Гель-фильтрация. Принцип метода заключается в том, что большие молекулы (олигонуклеотиды) свободно проходят сквозь гель, тогда как небольшие молекулы неорганических солей и остатков защитных группировок диффундируют внутрь пористого геля и, как следствие, дольше удерживаются. Таким образом, при нанесении раствора олигонуклеотида с солями на колонку первые фракции содержат раствор олигонуклеотида, а последующие - растворы низкомолекулярных соединений. Важно подчеркнуть, что при этом отделения полноразмерных олигонуклеотидов от укороченных не происходит. Очистку можно проводить вручную (колонки типа NAP-10, GE Healthcare), с использованием центрифугирования (колонки типа MicroSpin G-25, GE Healthcare) или ВЭЖХ (колонки типа HiTrap, GE Healthcare). В последнем случае возможна автоматизация процесса, что актуально при проведении синтеза в 96-луночных планшетах.

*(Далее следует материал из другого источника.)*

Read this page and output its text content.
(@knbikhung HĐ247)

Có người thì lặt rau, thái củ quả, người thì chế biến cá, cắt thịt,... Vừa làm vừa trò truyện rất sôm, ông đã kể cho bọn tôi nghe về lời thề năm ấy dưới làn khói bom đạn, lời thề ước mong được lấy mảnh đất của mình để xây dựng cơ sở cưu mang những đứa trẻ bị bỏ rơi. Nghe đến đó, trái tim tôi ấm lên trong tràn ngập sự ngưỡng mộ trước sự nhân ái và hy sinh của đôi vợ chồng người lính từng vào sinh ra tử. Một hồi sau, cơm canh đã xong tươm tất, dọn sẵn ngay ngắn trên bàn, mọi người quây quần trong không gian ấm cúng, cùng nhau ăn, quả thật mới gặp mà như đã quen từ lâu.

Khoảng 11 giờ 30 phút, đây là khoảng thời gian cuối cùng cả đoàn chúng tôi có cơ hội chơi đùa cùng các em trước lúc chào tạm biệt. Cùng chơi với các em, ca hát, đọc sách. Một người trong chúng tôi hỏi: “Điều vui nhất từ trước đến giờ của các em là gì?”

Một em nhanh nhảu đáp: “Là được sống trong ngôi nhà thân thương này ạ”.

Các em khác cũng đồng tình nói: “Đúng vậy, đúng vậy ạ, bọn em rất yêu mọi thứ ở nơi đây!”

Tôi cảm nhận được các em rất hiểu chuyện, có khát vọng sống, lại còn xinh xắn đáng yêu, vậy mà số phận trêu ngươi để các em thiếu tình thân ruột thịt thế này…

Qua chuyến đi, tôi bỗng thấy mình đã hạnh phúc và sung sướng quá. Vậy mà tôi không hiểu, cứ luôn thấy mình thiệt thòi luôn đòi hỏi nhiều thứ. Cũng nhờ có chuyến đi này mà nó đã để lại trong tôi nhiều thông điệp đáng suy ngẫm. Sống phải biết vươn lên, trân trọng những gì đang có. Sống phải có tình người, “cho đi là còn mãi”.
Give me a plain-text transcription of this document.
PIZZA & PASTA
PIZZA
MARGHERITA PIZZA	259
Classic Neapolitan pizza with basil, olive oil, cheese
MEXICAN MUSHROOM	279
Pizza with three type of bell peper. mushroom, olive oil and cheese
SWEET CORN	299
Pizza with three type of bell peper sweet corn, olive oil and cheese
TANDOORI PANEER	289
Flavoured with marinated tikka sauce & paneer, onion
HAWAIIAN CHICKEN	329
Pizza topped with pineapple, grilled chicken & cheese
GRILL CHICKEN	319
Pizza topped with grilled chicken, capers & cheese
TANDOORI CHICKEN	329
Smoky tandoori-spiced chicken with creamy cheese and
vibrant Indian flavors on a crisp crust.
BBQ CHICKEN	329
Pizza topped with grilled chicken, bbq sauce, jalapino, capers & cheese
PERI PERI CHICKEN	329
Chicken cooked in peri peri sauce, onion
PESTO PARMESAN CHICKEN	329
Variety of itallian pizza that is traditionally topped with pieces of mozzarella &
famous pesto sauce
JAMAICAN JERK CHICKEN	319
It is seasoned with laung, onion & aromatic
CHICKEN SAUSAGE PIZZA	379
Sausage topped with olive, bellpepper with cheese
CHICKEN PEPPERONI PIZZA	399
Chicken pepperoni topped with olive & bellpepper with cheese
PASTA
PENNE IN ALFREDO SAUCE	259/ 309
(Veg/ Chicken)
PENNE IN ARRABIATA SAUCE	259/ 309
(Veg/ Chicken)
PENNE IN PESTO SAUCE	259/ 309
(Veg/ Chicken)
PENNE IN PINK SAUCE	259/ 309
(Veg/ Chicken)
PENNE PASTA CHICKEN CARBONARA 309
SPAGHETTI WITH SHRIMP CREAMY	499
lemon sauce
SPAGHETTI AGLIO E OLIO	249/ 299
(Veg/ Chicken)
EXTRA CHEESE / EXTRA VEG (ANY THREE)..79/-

Обращено-фазовая ВЭЖХ основана на использовании гидрофобных сорбентов и водно-органических растворов, что позволяет разделять олигонуклеотиды в зависимости от их гидрофобности. Несмотря на то, то гетероциклические основания гидрофобны [2] и при определенных условиях возможно разделение олигонуклеотидов, отличающихся на одно звено вплоть до 60-меров [3], это возможно реализовать лишь в условиях анализа. При очистке, то есть при увеличении загрузки колонки, эффективность разделения падает, что делает невозможным использовать такой подход. Однако, 5’-DMT защитная группа весьма гидрофобна и может быть удалена после очистки водным раствором уксусной кислоты. Используя это свойство, удается эффективно отделять полноразмерные олигонуклеотиды от более коротких. Как правило, водный раствор олигонуклеотида наносят на колонку и далее вещество элюируют градиентом ацетонитрила или метанола. Обычно используют ацетатный буфер с рН 7, так как впоследствии олигонуклеотид можно отделить от избытка солей высаживанием этанолом, но для G-богатых олигонуклеотидов эффективность разделения вырастает при рН 11. Часто красители сами достаточно гидрофобны, что позволяет эффективно очищать такие олигонуклеотиды с использованием ОФ ВЭЖХ, несмотря на отсутствие DMT-группы [4]. Альтернативой в случае необходимости высокопроизводительной очистки праймеров являются ОФ картриджи [5], которые являются ОФ колонками, но с размером частиц сорбента гораздо большим, чем в случае ВЭЖХ. С одной стороны, это не позволяет эффективно разделять молекулы с близким временем удерживания, с другой для работы с ними не требуется высоких давлений. Кроме того, возможно совмещение процесса очистки и последующего удаления DMT-защиты, что резко уменьшает затраты времени при высокопроизводительном синтезе в 96-луночном формате. Для олигонуклеотидов, длиной до 40-50 оснований, чистота обычно составляет около 90-95%, что вполне достаточно для проведения рутинной ПЦР, в том числе и в реальном времени, а также для многих других приложений. Достоинством метода очистки на ОФ картриджах является его дешевизна, высокая скорость очистки, а также возможность автоматизации. К недостаткам следует отнести не очень высокую степень очистки и ограничения по типам олигонуклеотидов. Из-за отсутствия 5'-DMT-группы или повышенной гидрофобности конъюгированной молекулы на картриджах не могут быть очищены многие модифицированные олигонуклеотиды.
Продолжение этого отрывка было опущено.